Need a reason for semantic HTML?

Try this on for size: an automatic bullshit detector. The Nieman Journalism Lab writes:

You’re reading a wrap-up of the Sept. 22 Republican presidential debate when you land on this claim from Rep. Michele Bachmann: “President Obama has the lowest public approval ratings of any president in modern times.”

Really? You start googling for evidence. Maybe you scour the blogs or the fact-checking sites. It takes work, all that critical thinking.

That’s why Dan Schultz, a graduate student at the MIT Media Lab (and newly named Knight-Mozilla fellow for 2012), is devoting his thesis to automatic bullshit detection. Schultz is building what he calls truth goggles — not actual magical eyewear, alas, but software that flags suspicious claims in news articles and helps readers determine their truthiness. It’s possible because of a novel arrangement: Schultz struck a deal with fact-checker PolitiFact for access to its private APIs.

Yes, yes, I know it’s not using semantic HTML for its fact-finding, but it’s easy to imagine a world where an intelligent webcrawler can use the semantic meaning embedded in every (well crafted) piece of writing on the internet to find and analyze related content.
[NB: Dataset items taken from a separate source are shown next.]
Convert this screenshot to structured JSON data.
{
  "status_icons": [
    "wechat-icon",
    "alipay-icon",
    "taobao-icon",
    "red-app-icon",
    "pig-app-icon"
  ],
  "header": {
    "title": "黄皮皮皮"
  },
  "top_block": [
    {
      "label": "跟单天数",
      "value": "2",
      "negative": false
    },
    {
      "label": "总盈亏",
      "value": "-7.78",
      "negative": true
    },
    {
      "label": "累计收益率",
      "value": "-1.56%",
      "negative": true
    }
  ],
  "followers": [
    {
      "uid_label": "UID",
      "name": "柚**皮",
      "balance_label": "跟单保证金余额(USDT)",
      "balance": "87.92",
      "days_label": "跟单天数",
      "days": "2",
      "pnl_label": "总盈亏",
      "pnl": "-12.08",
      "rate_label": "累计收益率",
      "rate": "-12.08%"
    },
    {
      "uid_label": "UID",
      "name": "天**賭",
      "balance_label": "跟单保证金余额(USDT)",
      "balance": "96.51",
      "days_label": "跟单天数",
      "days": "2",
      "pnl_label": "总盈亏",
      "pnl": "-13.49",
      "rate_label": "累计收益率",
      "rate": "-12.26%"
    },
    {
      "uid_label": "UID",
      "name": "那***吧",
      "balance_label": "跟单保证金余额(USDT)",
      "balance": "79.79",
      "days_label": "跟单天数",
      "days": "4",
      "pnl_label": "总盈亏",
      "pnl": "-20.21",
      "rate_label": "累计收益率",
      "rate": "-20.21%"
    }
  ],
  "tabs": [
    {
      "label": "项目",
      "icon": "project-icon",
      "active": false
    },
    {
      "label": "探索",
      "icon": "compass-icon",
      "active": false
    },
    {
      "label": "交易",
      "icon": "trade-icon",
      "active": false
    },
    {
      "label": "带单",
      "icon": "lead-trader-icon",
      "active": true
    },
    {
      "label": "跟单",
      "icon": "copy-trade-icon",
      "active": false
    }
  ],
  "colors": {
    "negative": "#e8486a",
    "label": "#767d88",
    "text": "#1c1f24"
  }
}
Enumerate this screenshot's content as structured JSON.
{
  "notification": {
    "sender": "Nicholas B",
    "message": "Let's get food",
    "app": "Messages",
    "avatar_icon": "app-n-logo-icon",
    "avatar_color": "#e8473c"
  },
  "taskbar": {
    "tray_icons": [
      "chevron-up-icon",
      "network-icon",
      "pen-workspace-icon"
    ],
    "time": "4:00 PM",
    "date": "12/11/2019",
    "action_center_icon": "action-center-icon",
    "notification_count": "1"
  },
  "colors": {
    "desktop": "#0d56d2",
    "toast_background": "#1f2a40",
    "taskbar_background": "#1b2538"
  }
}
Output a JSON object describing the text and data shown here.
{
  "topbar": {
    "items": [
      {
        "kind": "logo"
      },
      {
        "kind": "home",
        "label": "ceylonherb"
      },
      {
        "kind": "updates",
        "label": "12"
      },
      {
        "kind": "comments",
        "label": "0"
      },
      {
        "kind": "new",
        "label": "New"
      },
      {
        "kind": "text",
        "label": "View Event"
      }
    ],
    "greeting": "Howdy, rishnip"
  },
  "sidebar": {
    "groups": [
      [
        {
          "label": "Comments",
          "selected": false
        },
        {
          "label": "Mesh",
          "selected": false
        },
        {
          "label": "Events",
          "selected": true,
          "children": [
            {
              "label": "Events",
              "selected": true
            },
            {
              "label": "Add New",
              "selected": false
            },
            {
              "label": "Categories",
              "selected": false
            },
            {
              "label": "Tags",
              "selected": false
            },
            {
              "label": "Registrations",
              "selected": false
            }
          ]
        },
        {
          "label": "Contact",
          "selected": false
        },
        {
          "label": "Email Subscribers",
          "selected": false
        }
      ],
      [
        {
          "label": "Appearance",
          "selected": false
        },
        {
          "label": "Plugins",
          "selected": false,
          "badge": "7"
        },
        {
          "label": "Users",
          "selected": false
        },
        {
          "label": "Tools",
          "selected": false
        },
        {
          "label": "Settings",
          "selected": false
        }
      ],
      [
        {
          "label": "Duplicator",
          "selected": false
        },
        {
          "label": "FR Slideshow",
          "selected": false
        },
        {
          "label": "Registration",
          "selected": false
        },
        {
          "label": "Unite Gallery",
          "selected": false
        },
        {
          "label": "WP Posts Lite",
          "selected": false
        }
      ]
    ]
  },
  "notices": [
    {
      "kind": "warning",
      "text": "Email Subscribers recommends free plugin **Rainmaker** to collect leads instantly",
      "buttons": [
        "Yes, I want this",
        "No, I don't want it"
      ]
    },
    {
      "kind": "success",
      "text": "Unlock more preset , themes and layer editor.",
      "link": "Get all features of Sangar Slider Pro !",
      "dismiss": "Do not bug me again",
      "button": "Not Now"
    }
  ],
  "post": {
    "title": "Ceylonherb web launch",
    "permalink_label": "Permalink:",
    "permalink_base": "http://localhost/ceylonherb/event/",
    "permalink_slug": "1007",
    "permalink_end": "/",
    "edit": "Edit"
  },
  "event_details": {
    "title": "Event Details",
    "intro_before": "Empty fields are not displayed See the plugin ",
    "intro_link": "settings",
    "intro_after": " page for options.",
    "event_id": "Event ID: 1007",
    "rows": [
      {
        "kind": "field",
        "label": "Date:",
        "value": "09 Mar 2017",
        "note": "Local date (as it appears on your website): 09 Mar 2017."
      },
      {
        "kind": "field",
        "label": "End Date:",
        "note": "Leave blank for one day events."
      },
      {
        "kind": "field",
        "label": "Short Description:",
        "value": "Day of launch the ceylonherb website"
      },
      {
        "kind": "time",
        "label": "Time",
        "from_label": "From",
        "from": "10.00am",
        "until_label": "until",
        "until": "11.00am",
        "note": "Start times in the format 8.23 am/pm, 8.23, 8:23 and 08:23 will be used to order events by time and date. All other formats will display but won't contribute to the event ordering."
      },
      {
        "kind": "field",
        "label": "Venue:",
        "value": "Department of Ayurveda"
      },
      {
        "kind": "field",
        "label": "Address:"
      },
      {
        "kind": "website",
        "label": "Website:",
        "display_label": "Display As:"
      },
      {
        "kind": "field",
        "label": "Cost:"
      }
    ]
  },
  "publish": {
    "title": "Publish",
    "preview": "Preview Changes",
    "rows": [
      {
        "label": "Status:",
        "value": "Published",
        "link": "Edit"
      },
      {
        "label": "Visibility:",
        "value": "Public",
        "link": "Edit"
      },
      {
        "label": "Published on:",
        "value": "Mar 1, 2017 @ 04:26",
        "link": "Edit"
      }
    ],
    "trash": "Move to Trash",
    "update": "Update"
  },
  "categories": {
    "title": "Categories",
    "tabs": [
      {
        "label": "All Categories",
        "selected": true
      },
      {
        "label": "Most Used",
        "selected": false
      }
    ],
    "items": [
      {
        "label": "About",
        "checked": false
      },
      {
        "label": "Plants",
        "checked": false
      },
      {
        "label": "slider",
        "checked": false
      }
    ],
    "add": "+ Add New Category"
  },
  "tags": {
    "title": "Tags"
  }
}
Let’s invent an example. Say you’re writing a blogpost or an essay in a wordprocessor. You write a loaded sentence like: ”evolution is just a theory”. Behind the scenes, the bullshit detector you’ve installed runs a search for the keywords in this sentence. It gets lots of results, written by everyone from respected scientists to religious crackpots. It then runs a background check on the most relevant results and ranks them by trust-worthiness (the algorithm could take following items into consideration: citations, health-status of links, popularity, the presence of attributions and footnotes, etc… maybe even using a crowd-sourced repository of facts, curated by top-scientists and respected writers) and uses human language analysis to compare your statement (“evolution is just a theory”) with the facts-backed consensus (“evolution is a scientific fact”) and then points out your (potential) lies.

The technology could work for readers too. Say you’re reading an article or opinion-piece on a news-site or politician’s blog, and it underlines all potential lies or falsehoods.

Right now, most false information on the internet (and beyond, as traditional media aren’t much better) isn’t born out of malice or ill-intent, but rather out of sheer intellectual laziness. In the future, the use of semantic HTML combined with Siri-like human language processing could lead to technology that makes doing the right thing, intellectually, as easy as running a spell-check.

The technology to do this is here, albeit in a primitive form (at the moment something like Apple’s Siri requires a massive server-farm). The content is there too, but it still needs a lot of work in terms of marking up the semantic connections between articles and their sources.

And that’s something I think webdevelopers like myself and countless others can – and should – do our part for. And it could start as easy as just using <blockquote> and <cite> correctly.